A colleague wrote this morning to tell me my car had been towed in Buffalo. Or was she kidding?
The problem, as this Wired News story relates, is that email is largely an informal medium without the normal informal cues. I like it for that reason: you can get down to business more quickly. But it also doesn’t translate well for those of us who tend toward the sarcastic, sardonic, and ironic.
For us, email is a sand trap of missed and crossed meanings. Of course, it’s true that real life conversations face the same difficulty, but at least in face-to-face encounters, you have the chance to catch that bewildered look in your interlocutor’s eyes–and assuming that this is different from the gaze they normally direct toward you, you can take some corrective action.

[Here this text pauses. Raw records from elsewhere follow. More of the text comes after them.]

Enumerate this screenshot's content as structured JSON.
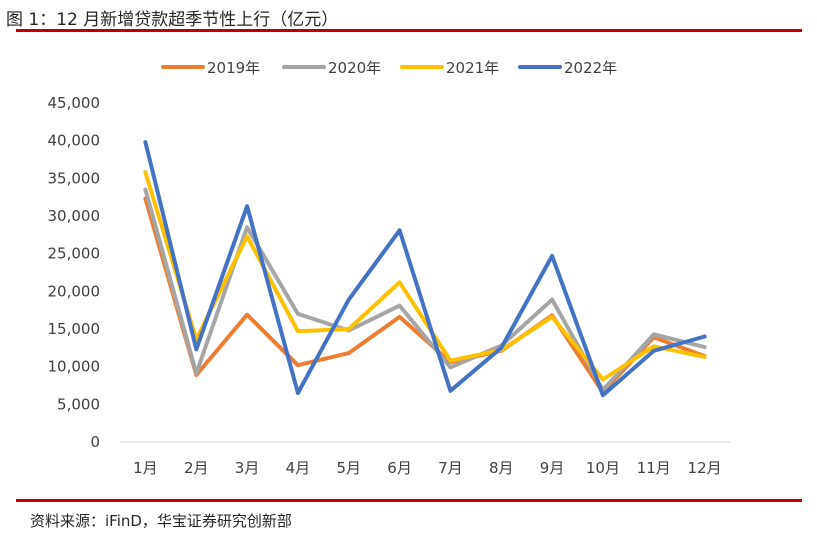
{
  "figure": {
    "title": "图 1：12 月新增贷款超季节性上行（亿元）",
    "source": "资料来源：iFinD，华宝证券研究创新部"
  },
  "colors": {
    "rule": "#c00000",
    "axis": "#d9d9d9",
    "text": "#404040"
  },
  "chart_data": {
    "type": "line",
    "title": "12 月新增贷款超季节性上行（亿元）",
    "xlabel": "",
    "ylabel": "",
    "ylim": [
      0,
      45000
    ],
    "yticks": [
      0,
      5000,
      10000,
      15000,
      20000,
      25000,
      30000,
      35000,
      40000,
      45000
    ],
    "ytick_labels": [
      "0",
      "5,000",
      "10,000",
      "15,000",
      "20,000",
      "25,000",
      "30,000",
      "35,000",
      "40,000",
      "45,000"
    ],
    "categories": [
      "1月",
      "2月",
      "3月",
      "4月",
      "5月",
      "6月",
      "7月",
      "8月",
      "9月",
      "10月",
      "11月",
      "12月"
    ],
    "grid": false,
    "legend_position": "top",
    "series": [
      {
        "name": "2019年",
        "color": "#ed7d31",
        "values": [
          32300,
          8900,
          16900,
          10200,
          11800,
          16600,
          10600,
          12100,
          16800,
          6600,
          13900,
          11400
        ]
      },
      {
        "name": "2020年",
        "color": "#a5a5a5",
        "values": [
          33500,
          9100,
          28500,
          17000,
          14800,
          18100,
          9900,
          12800,
          18900,
          6900,
          14300,
          12600
        ]
      },
      {
        "name": "2021年",
        "color": "#ffc000",
        "values": [
          35800,
          13600,
          27300,
          14700,
          15000,
          21200,
          10800,
          12200,
          16600,
          8300,
          12700,
          11300
        ]
      },
      {
        "name": "2022年",
        "color": "#4472c4",
        "values": [
          39800,
          12300,
          31300,
          6500,
          18900,
          28100,
          6800,
          12500,
          24700,
          6200,
          12100,
          14000
        ]
      }
    ]
  }
}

I abhor “smileys.” While I slightly prefer the arched-eyebrowed Asian variety, those often fall on deaf eyes. I guess what I need is a disclaimer at the end of my emails:
The views expressed in this email may not be those intended by the author. In fact, the stated views may be intentionally orthogonal to the author’s real position. Several of the statements contained above should be read as “just kidding.” You may not find them to be amusing, but that is satisfactory, since they were chiefly intended to amuse the author. Please do not apply more weight to these words than the author has; it would be scarcely possible to apply less. If you feel slighted, sickened, insulted, bemused, belittled, emboldened, terrified, ecstatic, embattled, degraded, derided, or confused, congratulations; it is likely you have correctly interpreted the above missive.